L’énoncé de position devrait mettre fin à toute ambiguïté concernant les risques de l’amiante pour la santé et chasser l’idée que certains types ne sont pas dangereux, affirme Colin Soskolne, professeur d’épidémiologie à l’Université de l’Alberta et membre du Comité mixte des politiques.

« Nous sommes confiants que l’énoncé réussira à écarter tout intérêt à mentir au sujet de l’utilisation potentiellement sécuritaire de ce produit, poursuit M. Soskolne, qui a joué un rôle important dans l’élaboration de l’énoncé. Il est impossible d’en faire une utilisation sécuritaire. »

Plus de 50 pays ont banni l’amiante, alors que d’autres nations industrialisées ont pratiquement cessé de l’utiliser. Plusieurs continuent cependant de l’exploiter et de l’exporter. L’utilisation de l’amiante totalise environ deux millions de tonnes par année; le Canada, la Russie, le Kazakhstan, le Brésil et la Chine en produisent ensemble plus de 90 pour cent.

Le débat portant sur l’utilisation sécuritaire de certains types d’amiante est controversé au Canada, particulièrement au Québec, où existe une longue tradition d’extraction de ce minerai. La controverse a même par moments tendu un piège aux chercheurs universitaires. La production d’amiante est actuellement suspendue au Québec mais on projette de rouvrir la mine Jeffrey à Asbestos. Le gouvernement du Québec a en effet annoncé en juin qu’il prêterait 58 millions de dollars pour relancer le projet.

M. Soskolne a accusé le Canada d’avoir deux poids, deux mesures. Alors que le gouvernement du Canada a dépensé des millions pour se débarrasser de l’amiante dans les édifices du Parlement et à la résidence du premier ministre, il refuse d’interdire la production du produit et son exportation qui se fait principalement dans les pays en développement où la réglementation est laxiste en matière de santé.

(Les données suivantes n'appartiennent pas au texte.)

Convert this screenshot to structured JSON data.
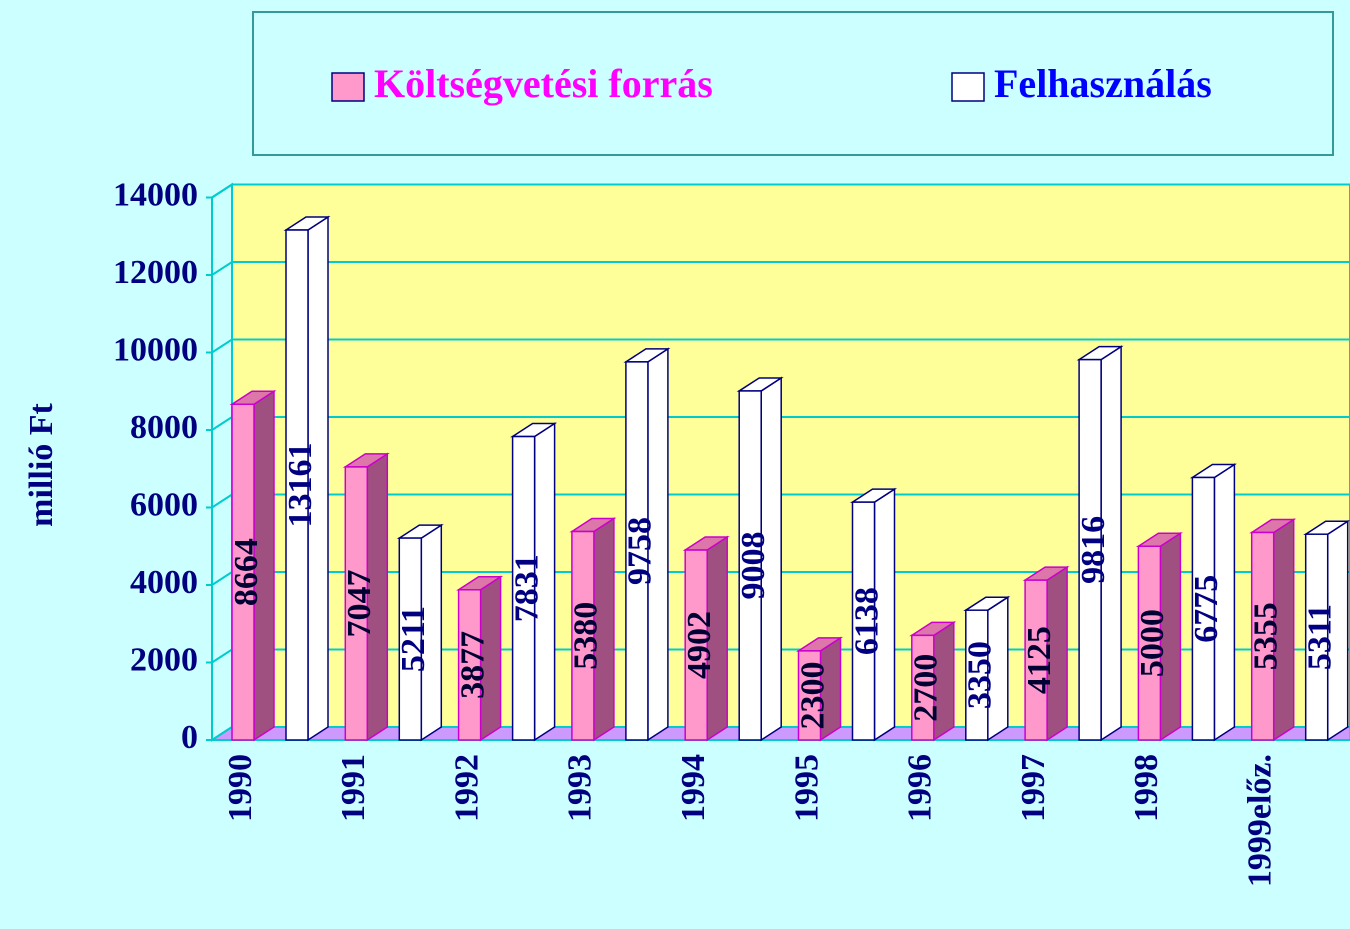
{
  "chart_data": {
    "type": "bar3d",
    "y_label": "millió Ft",
    "categories": [
      "1990",
      "1991",
      "1992",
      "1993",
      "1994",
      "1995",
      "1996",
      "1997",
      "1998",
      "1999előz."
    ],
    "series": [
      {
        "name": "Költségvetési forrás",
        "color": "#ff99cc",
        "edge_color": "#cc00cc",
        "values": [
          8664,
          7047,
          3877,
          5380,
          4902,
          2300,
          2700,
          4125,
          5000,
          5355
        ]
      },
      {
        "name": "Felhasználás",
        "color": "#ffffff",
        "edge_color": "#000080",
        "values": [
          13161,
          5211,
          7831,
          9758,
          9008,
          6138,
          3350,
          9816,
          6775,
          5311
        ]
      }
    ],
    "ylim": [
      0,
      14000
    ],
    "yticks": [
      0,
      2000,
      4000,
      6000,
      8000,
      10000,
      12000,
      14000
    ],
    "grid": true
  }
}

L’amiante est de plus en plus utilisé en Chine, en Inde et dans divers pays en développement. « Si elle se poursuit, l’utilisation continue et accrue de la fibre d’amiante se traduira inévitablement par un désastre de santé publique causé par les maladies liées à l’amiante et par des morts prématurées pendant des décennies à venir, répétant dans ces pays l’épidémie que l’on connaît aujourd’hui dans les pays développés où l’amiante a été utilisé dans le passé », prévient l’énoncé.

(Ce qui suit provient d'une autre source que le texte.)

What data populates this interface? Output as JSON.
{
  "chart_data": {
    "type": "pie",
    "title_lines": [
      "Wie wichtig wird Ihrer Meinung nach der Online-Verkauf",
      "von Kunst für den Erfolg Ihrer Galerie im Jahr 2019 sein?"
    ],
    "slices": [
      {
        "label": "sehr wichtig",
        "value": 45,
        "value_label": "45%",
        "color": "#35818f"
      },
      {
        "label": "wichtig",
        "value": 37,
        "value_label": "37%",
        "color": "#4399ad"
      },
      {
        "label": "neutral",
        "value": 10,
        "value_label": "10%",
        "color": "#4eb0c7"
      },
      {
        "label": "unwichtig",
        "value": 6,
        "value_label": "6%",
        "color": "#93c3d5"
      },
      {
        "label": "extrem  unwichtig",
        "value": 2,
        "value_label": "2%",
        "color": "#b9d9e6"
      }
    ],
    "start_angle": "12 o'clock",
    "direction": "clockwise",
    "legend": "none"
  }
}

L’Organisation mondiale de la santé estime dans une étude que plus de 107 000 personnes par année mourront de maladies liées à l’amiante. L’étude souligne que de 1999 à 2008, 70 pour cent des morts causées par des maladies liées au travail au Québec ont été causées par l’amiante, et que l’amiante demeure la cause principale de ces maladies dans l’ensemble du Canda.
L’énoncé du Comité mixte des politiques pointe du doigt le rôle de l’industrie canadienne de l’amiante et de certains chercheurs universitaires qui se sont portés à la défense de l’utilisation de la fibre d’amiante. Il souligne que l’industrie canadienne de l’amiante est en grande partie responsable d’avoir répandu l’idée qu’il y a moyen d’utiliser la fibre chrysotile, produite au Québec, de façon sécuritaire. Une étude indépendante propageant cette idée, effectuée par des chercheurs de l’Université McGill et financée par l’Association minière d’amiante du Québec (QAMA), se révèle avoir été effectuée « selon des techniques douteuses de sélection, d’échantillonnage et d’analyse », poursuit le rapport.

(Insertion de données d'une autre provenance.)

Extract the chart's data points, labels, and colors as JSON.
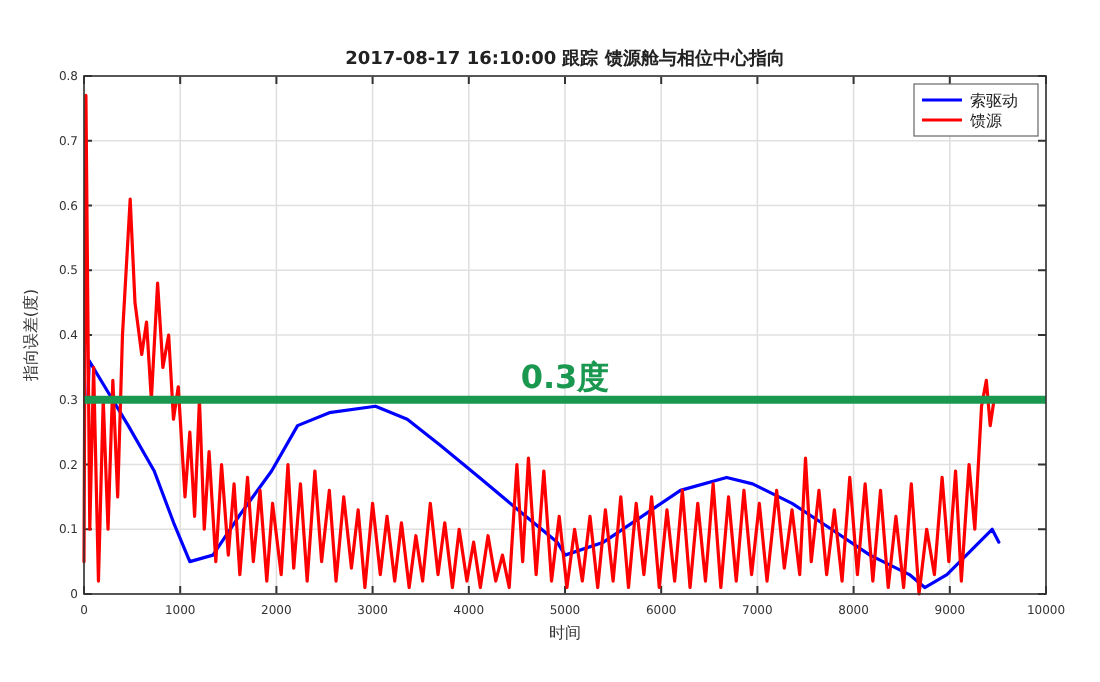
{
  "chart_data": {
    "type": "line",
    "title": "2017-08-17 16:10:00 跟踪 馈源舱与相位中心指向",
    "xlabel": "时间",
    "ylabel": "指向误差(度)",
    "xlim": [
      0,
      10000
    ],
    "ylim": [
      0,
      0.8
    ],
    "xticks": [
      0,
      1000,
      2000,
      3000,
      4000,
      5000,
      6000,
      7000,
      8000,
      9000,
      10000
    ],
    "yticks": [
      0,
      0.1,
      0.2,
      0.3,
      0.4,
      0.5,
      0.6,
      0.7,
      0.8
    ],
    "grid": true,
    "legend": "top right",
    "ref_lines": [
      {
        "axis": "y",
        "value": 0.3,
        "label": "0.3度",
        "color": "#1a9850"
      }
    ],
    "series": [
      {
        "name": "索驱动",
        "color": "#0000ff",
        "x": [
          40,
          54,
          257,
          460,
          730,
          932,
          1100,
          1340,
          1610,
          1950,
          2220,
          2550,
          3030,
          3360,
          3700,
          4110,
          4510,
          4920,
          5000,
          5400,
          5800,
          6200,
          6680,
          6950,
          7360,
          7770,
          8170,
          8580,
          8740,
          8970,
          9240,
          9440,
          9510
        ],
        "values": [
          0.3,
          0.36,
          0.31,
          0.26,
          0.19,
          0.11,
          0.05,
          0.06,
          0.12,
          0.19,
          0.26,
          0.28,
          0.29,
          0.27,
          0.23,
          0.18,
          0.13,
          0.08,
          0.06,
          0.08,
          0.12,
          0.16,
          0.18,
          0.17,
          0.14,
          0.1,
          0.06,
          0.03,
          0.01,
          0.03,
          0.07,
          0.1,
          0.08
        ]
      },
      {
        "name": "馈源",
        "color": "#ff0000",
        "x": [
          0,
          20,
          60,
          100,
          150,
          200,
          250,
          300,
          350,
          400,
          480,
          530,
          600,
          650,
          700,
          765,
          820,
          880,
          930,
          980,
          1050,
          1100,
          1150,
          1200,
          1250,
          1300,
          1370,
          1430,
          1500,
          1560,
          1620,
          1700,
          1760,
          1830,
          1900,
          1960,
          2050,
          2120,
          2180,
          2250,
          2320,
          2400,
          2470,
          2550,
          2620,
          2700,
          2780,
          2850,
          2920,
          3000,
          3080,
          3150,
          3230,
          3300,
          3380,
          3450,
          3520,
          3600,
          3680,
          3750,
          3830,
          3900,
          3980,
          4050,
          4120,
          4200,
          4280,
          4350,
          4420,
          4500,
          4560,
          4620,
          4700,
          4780,
          4860,
          4940,
          5020,
          5100,
          5180,
          5260,
          5340,
          5420,
          5500,
          5580,
          5660,
          5740,
          5820,
          5900,
          5980,
          6060,
          6140,
          6220,
          6300,
          6380,
          6460,
          6540,
          6620,
          6700,
          6780,
          6860,
          6940,
          7020,
          7100,
          7200,
          7280,
          7360,
          7440,
          7500,
          7560,
          7640,
          7720,
          7800,
          7880,
          7960,
          8040,
          8120,
          8200,
          8280,
          8360,
          8440,
          8520,
          8600,
          8680,
          8760,
          8840,
          8920,
          8990,
          9060,
          9120,
          9200,
          9260,
          9330,
          9380,
          9420,
          9460
        ],
        "values": [
          0.05,
          0.77,
          0.1,
          0.35,
          0.02,
          0.3,
          0.1,
          0.33,
          0.15,
          0.4,
          0.61,
          0.45,
          0.37,
          0.42,
          0.3,
          0.48,
          0.35,
          0.4,
          0.27,
          0.32,
          0.15,
          0.25,
          0.12,
          0.3,
          0.1,
          0.22,
          0.05,
          0.2,
          0.06,
          0.17,
          0.03,
          0.18,
          0.05,
          0.16,
          0.02,
          0.14,
          0.03,
          0.2,
          0.04,
          0.17,
          0.02,
          0.19,
          0.05,
          0.16,
          0.02,
          0.15,
          0.04,
          0.13,
          0.01,
          0.14,
          0.03,
          0.12,
          0.02,
          0.11,
          0.01,
          0.09,
          0.02,
          0.14,
          0.03,
          0.11,
          0.01,
          0.1,
          0.02,
          0.08,
          0.01,
          0.09,
          0.02,
          0.06,
          0.01,
          0.2,
          0.05,
          0.21,
          0.03,
          0.19,
          0.02,
          0.12,
          0.01,
          0.1,
          0.02,
          0.12,
          0.01,
          0.13,
          0.02,
          0.15,
          0.01,
          0.14,
          0.03,
          0.15,
          0.01,
          0.13,
          0.02,
          0.16,
          0.01,
          0.14,
          0.02,
          0.17,
          0.01,
          0.15,
          0.02,
          0.16,
          0.03,
          0.14,
          0.02,
          0.16,
          0.04,
          0.13,
          0.03,
          0.21,
          0.05,
          0.16,
          0.03,
          0.13,
          0.02,
          0.18,
          0.03,
          0.17,
          0.02,
          0.16,
          0.01,
          0.12,
          0.01,
          0.17,
          0.0,
          0.1,
          0.03,
          0.18,
          0.05,
          0.19,
          0.02,
          0.2,
          0.1,
          0.29,
          0.33,
          0.26,
          0.3
        ]
      }
    ]
  }
}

« Le Canada a grandement contribué à semer l’ambiguïté et à nuire à l’avancement de la science ainsi qu’à la recherche de la vérité concernant l’usage de différents types d’amiante, explique M. Soskolne, ancien président de la Société canadienne d’épidémiologie et de biostatistique. C’est de la pure invention. Ces chercheurs, poursuit-il, étaient en fait à la solde de l’industrie. »

L’énoncé accuse les producteurs d’amiante d’adopter les mêmes tactiques que l’industrie du tabac pour promouvoir leur produit, y compris la manipulation de la recherche. « L’industrie de l’amiante a aussi utilisé la tactique de l’intimidation juridique auprès des scientifiques et des chercheurs pour entraver leurs écrits par rapport à la menace que présente l’utilisation de l’amiante chrysotile pour la santé. Une tactique qui est aussi utilisée en Inde, au Brésil et en Thaïlande », ajoute l’énoncé.